Sepertinya dia keceplosan. Dan aku hanya bisa menggelengkan kepala.

"Bisa ya kamu makan saat belum tahu bagaimana kondisi anakmu?" kataku.

"Aku berusaha menghubungimu agar lekas pulang karena Raka sakit. Tadi siang dia terjatuh dari tempat tidur waktu aku tinggal pergi ke pasar atas perintah ibumu," lanjutku berang.

"Bagaimana bisa dia jatuh, kamu ceroboh Naila." Mas Ikhsan malah balik menyalahkanku.

"Tanya pada ibumu bagaimana bisa putraku terjatuh."ucapku.

"Jangan selalu menyalahkan ibuku," balas Mas Ikhsan.

"Lalu kenapa dia menyuruhku tapi tidak mau menjaga Raka. Di sini aku selalu salah, Mas. Apapun yang aku lakukan salah. Mereka bilang aku gak boleh marah hanya karena aku numpang di sini. Kalian tahu bagaimana perasaanku saat ini?"Teriakku padanya tak tertahan.

"Dan iya ... kenapa kamu memilih tetap bersama temanmu Vanya saat aku bingung karena anakmu sakit?"

"Eh itu ... dia memintaku mengantarnya mencari makan. Sekalian jalan pulang kerja." jelasnya.

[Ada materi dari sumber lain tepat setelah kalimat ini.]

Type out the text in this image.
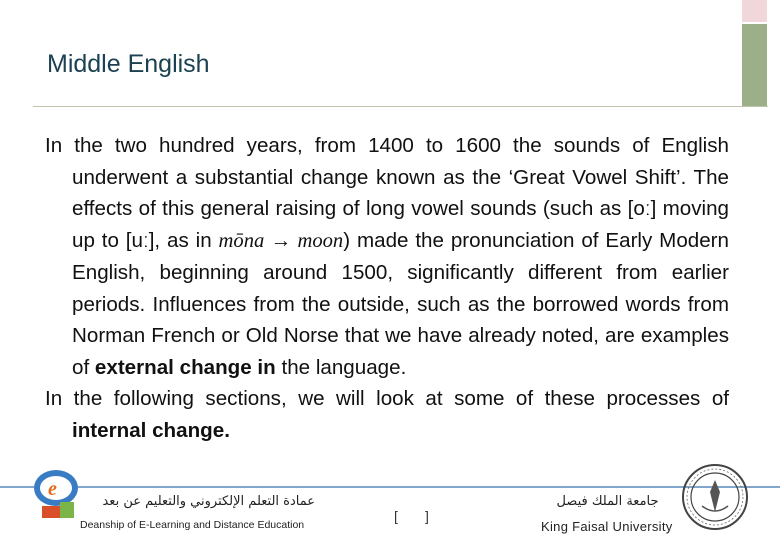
Middle English

In the two hundred years, from 1400 to 1600 the sounds of English underwent a substantial change known as the ‘Great Vowel Shift’. The effects of this general raising of long vowel sounds (such as [oː] moving up to [uː], as in mōna → moon) made the pronunciation of Early Modern English, beginning around 1500, significantly different from earlier periods. Influences from the outside, such as the borrowed words from Norman French or Old Norse that we have already noted, are examples of external change in the language.

In the following sections, we will look at some of these processes of internal change.

e
عمادة التعلم الإلكتروني والتعليم عن بعد
Deanship of E-Learning and Distance Education
[ ]
جامعة الملك فيصل
King Faisal University
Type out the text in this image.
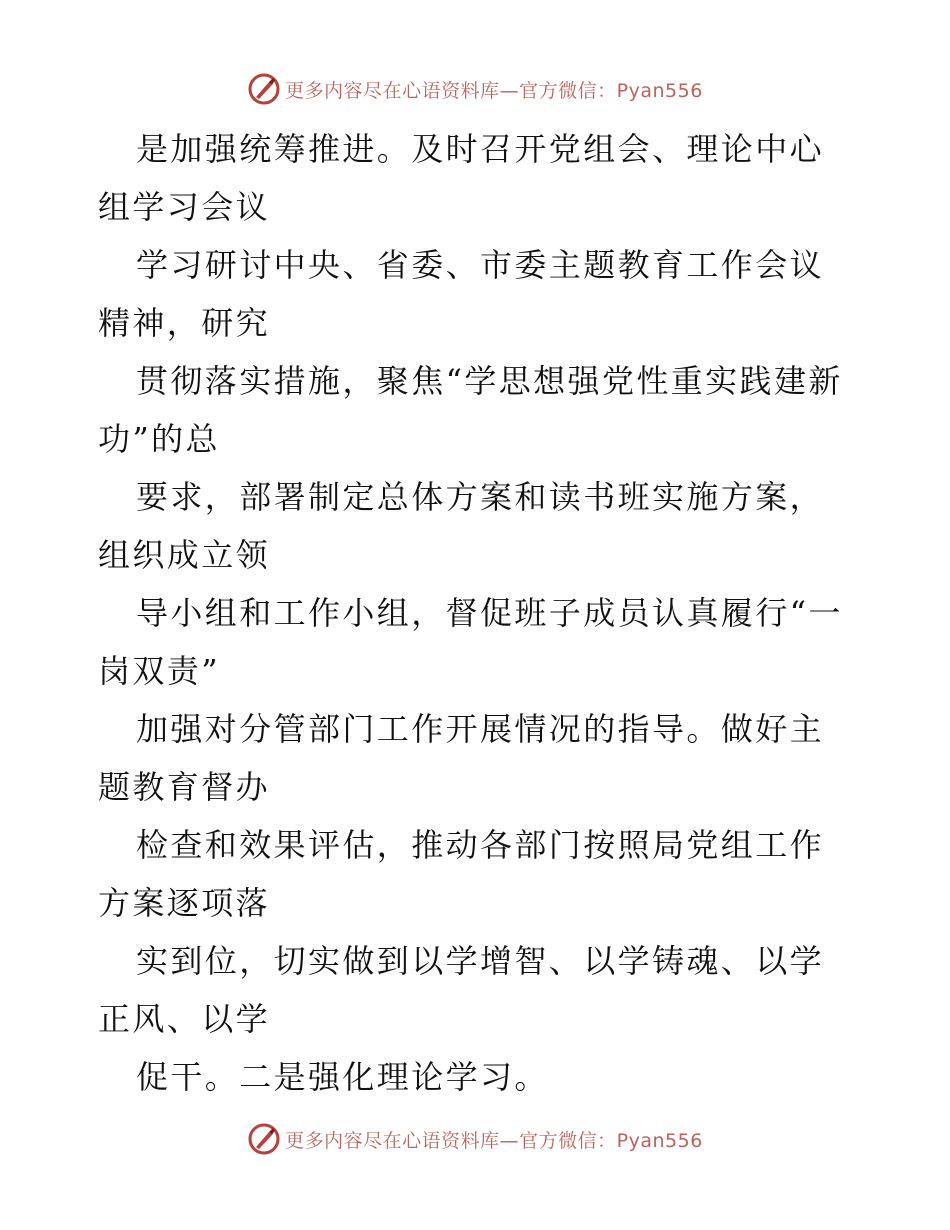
更多内容尽在心语资料库—官方微信：Pyan556

是加强统筹推进。及时召开党组会、理论中心组学习会议

学习研讨中央、省委、市委主题教育工作会议精神，研究

贯彻落实措施，聚焦“学思想强党性重实践建新功”的总

要求，部署制定总体方案和读书班实施方案，组织成立领

导小组和工作小组，督促班子成员认真履行“一岗双责”

加强对分管部门工作开展情况的指导。做好主题教育督办

检查和效果评估，推动各部门按照局党组工作方案逐项落

实到位，切实做到以学增智、以学铸魂、以学正风、以学

促干。二是强化理论学习。

更多内容尽在心语资料库—官方微信：Pyan556
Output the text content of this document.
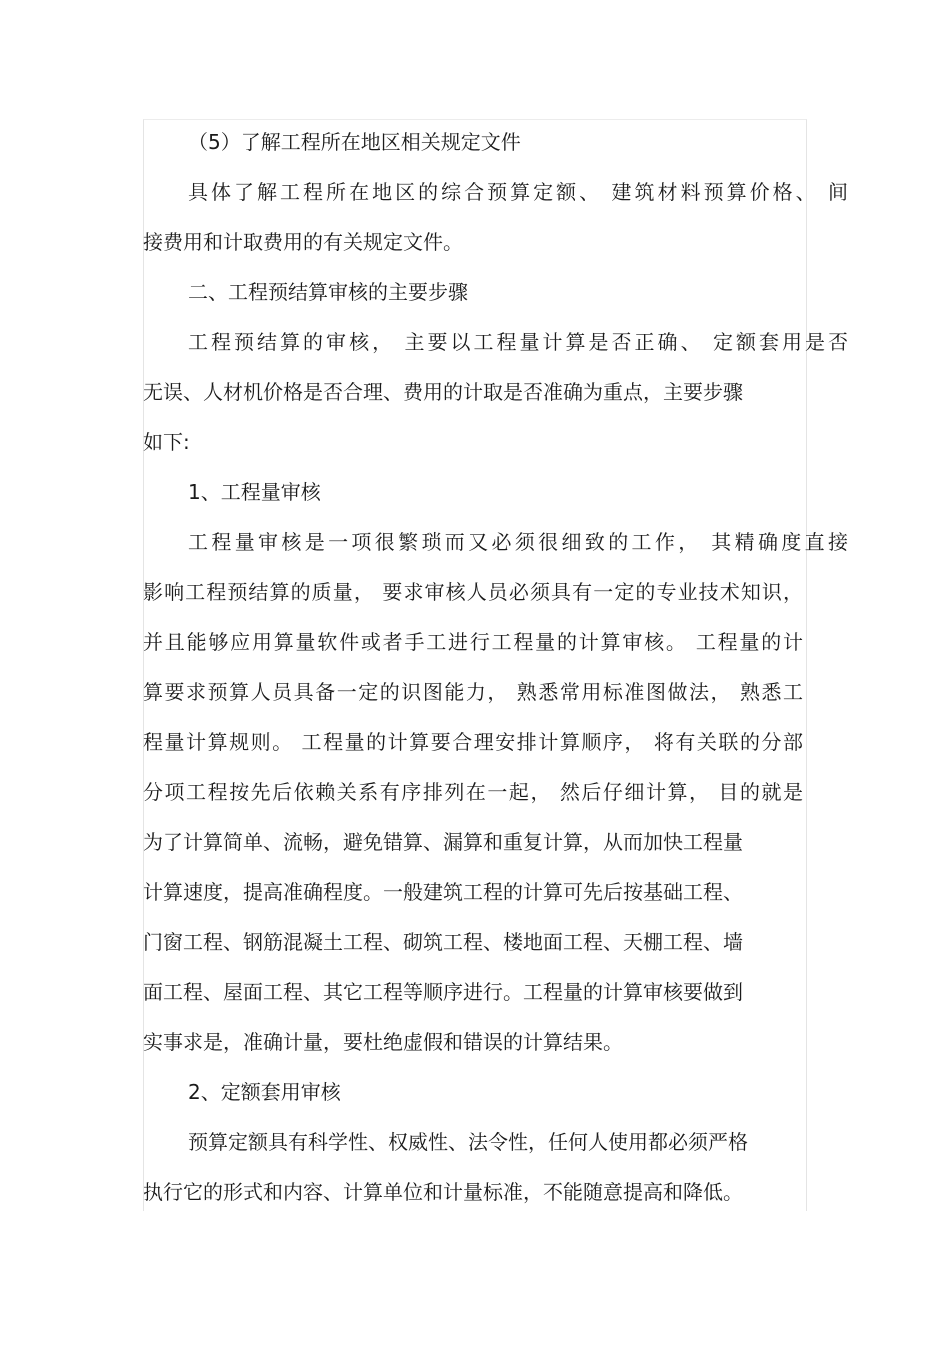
（5）了解工程所在地区相关规定文件
具体了解工程所在地区的综合预算定额、 建筑材料预算价格、 间
接费用和计取费用的有关规定文件。
二、工程预结算审核的主要步骤
工程预结算的审核， 主要以工程量计算是否正确、 定额套用是否
无误、人材机价格是否合理、费用的计取是否准确为重点，主要步骤
如下:
1、工程量审核
工程量审核是一项很繁琐而又必须很细致的工作， 其精确度直接
影响工程预结算的质量， 要求审核人员必须具有一定的专业技术知识，
并且能够应用算量软件或者手工进行工程量的计算审核。 工程量的计
算要求预算人员具备一定的识图能力， 熟悉常用标准图做法， 熟悉工
程量计算规则。 工程量的计算要合理安排计算顺序， 将有关联的分部
分项工程按先后依赖关系有序排列在一起， 然后仔细计算， 目的就是
为了计算简单、流畅，避免错算、漏算和重复计算，从而加快工程量
计算速度，提高准确程度。一般建筑工程的计算可先后按基础工程、
门窗工程、钢筋混凝土工程、砌筑工程、楼地面工程、天棚工程、墙
面工程、屋面工程、其它工程等顺序进行。工程量的计算审核要做到
实事求是，准确计量，要杜绝虚假和错误的计算结果。
2、定额套用审核
预算定额具有科学性、权威性、法令性，任何人使用都必须严格
执行它的形式和内容、计算单位和计量标准，不能随意提高和降低。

"Apa kamu gak bisa menolaknya, Mas? Apa dia lebih penting daripada anakmu? Setidaknya kau bisa memikirkan Raka jika sudah tidak ada aku di hatimu." Emosiku tak tertahan.

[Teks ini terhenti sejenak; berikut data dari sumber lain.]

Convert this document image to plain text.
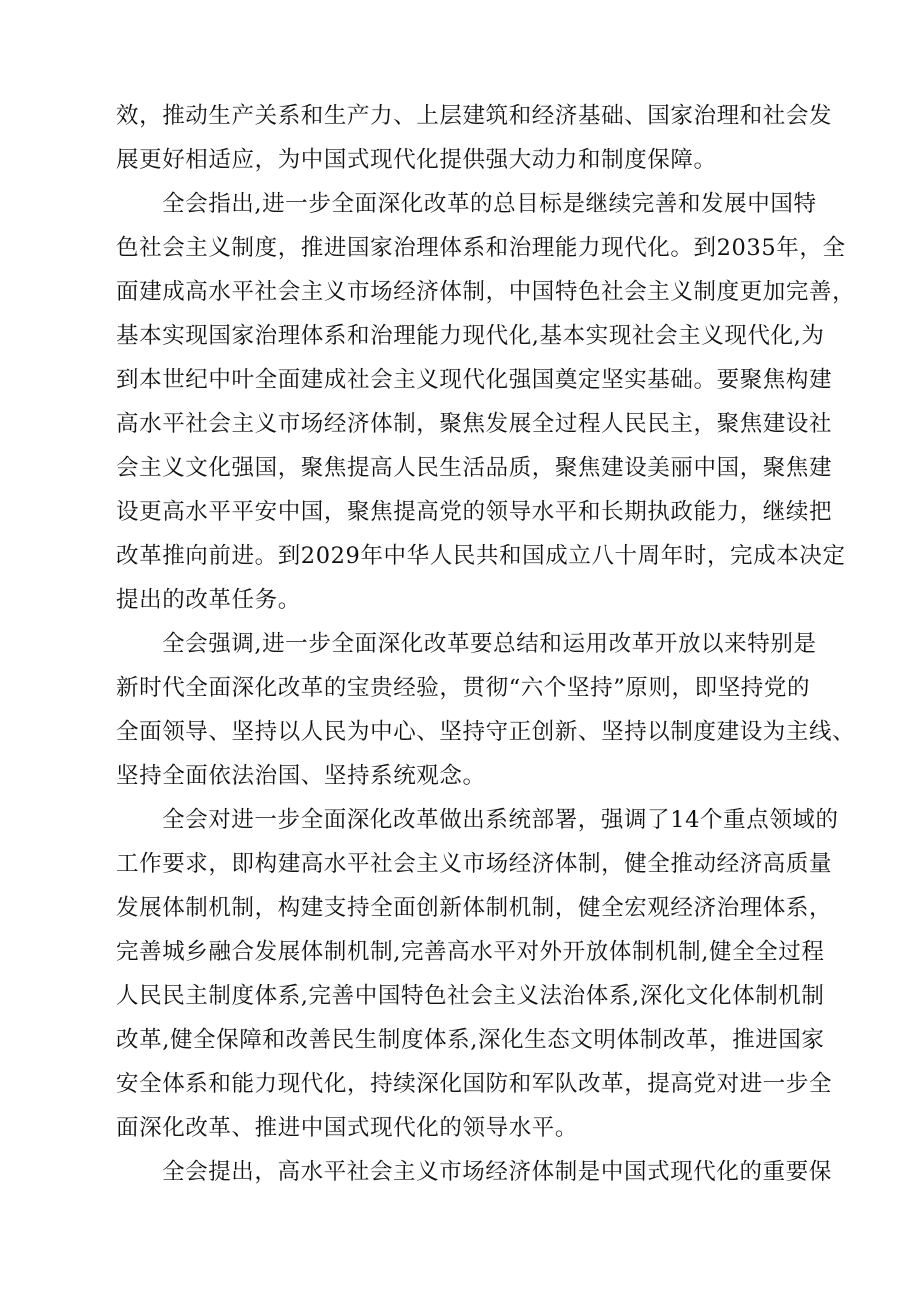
效，推动生产关系和生产力、上层建筑和经济基础、国家治理和社会发
展更好相适应，为中国式现代化提供强大动力和制度保障。
全会指出,进一步全面深化改革的总目标是继续完善和发展中国特
色社会主义制度，推进国家治理体系和治理能力现代化。到2035年，全
面建成高水平社会主义市场经济体制，中国特色社会主义制度更加完善，
基本实现国家治理体系和治理能力现代化,基本实现社会主义现代化,为
到本世纪中叶全面建成社会主义现代化强国奠定坚实基础。要聚焦构建
高水平社会主义市场经济体制，聚焦发展全过程人民民主，聚焦建设社
会主义文化强国，聚焦提高人民生活品质，聚焦建设美丽中国，聚焦建
设更高水平平安中国，聚焦提高党的领导水平和长期执政能力，继续把
改革推向前进。到2029年中华人民共和国成立八十周年时，完成本决定
提出的改革任务。
全会强调,进一步全面深化改革要总结和运用改革开放以来特别是
新时代全面深化改革的宝贵经验，贯彻“六个坚持”原则，即坚持党的
全面领导、坚持以人民为中心、坚持守正创新、坚持以制度建设为主线、
坚持全面依法治国、坚持系统观念。
全会对进一步全面深化改革做出系统部署，强调了14个重点领域的
工作要求，即构建高水平社会主义市场经济体制，健全推动经济高质量
发展体制机制，构建支持全面创新体制机制，健全宏观经济治理体系，
完善城乡融合发展体制机制,完善高水平对外开放体制机制,健全全过程
人民民主制度体系,完善中国特色社会主义法治体系,深化文化体制机制
改革,健全保障和改善民生制度体系,深化生态文明体制改革，推进国家
安全体系和能力现代化，持续深化国防和军队改革，提高党对进一步全
面深化改革、推进中国式现代化的领导水平。
全会提出，高水平社会主义市场经济体制是中国式现代化的重要保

"Dek, aku hanya kasihan dengannya. Cuma itu dan kamu jangan mikir macam-macam," ucapnya.

Dia berusaha merengkuhku dalam pelukannya. Aku tak bisa menolaknya seketika aku manangis meluapkan emosiku dalam pelukannya.

"Kau selalu ada di hatiku, dek. Jangan pernah bicara seperti itu lagi." bisik suamiku.

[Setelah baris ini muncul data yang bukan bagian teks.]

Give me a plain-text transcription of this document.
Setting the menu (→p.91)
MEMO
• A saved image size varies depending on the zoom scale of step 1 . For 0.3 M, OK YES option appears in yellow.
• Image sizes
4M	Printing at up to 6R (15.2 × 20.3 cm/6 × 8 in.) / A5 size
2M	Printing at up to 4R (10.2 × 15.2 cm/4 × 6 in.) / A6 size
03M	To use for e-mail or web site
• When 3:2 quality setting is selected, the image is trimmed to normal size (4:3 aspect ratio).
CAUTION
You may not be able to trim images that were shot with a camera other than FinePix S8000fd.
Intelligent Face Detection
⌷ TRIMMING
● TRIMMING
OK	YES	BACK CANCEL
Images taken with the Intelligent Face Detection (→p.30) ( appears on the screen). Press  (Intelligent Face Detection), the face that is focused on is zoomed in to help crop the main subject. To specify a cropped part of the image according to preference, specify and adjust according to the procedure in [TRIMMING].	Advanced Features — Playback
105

Biasanya aku selalu luluh dengan rayuannya. Tapi kenapa sekarang sisi hatiku sulit untuk mempercayainya.

Ting!

Ting!

Ting!

Ponsel mas Ikhsan berdering tanda ada panggilan masuk. Saat dia mau mengangkatnya sepintas aku lihat tertera nama Vanya di layarnya.

"Bentar aku terima telepon dulu, dek," ucapnya seraya menjauh dariku.

"kenapa lagi dengan perempuan itu," batinku.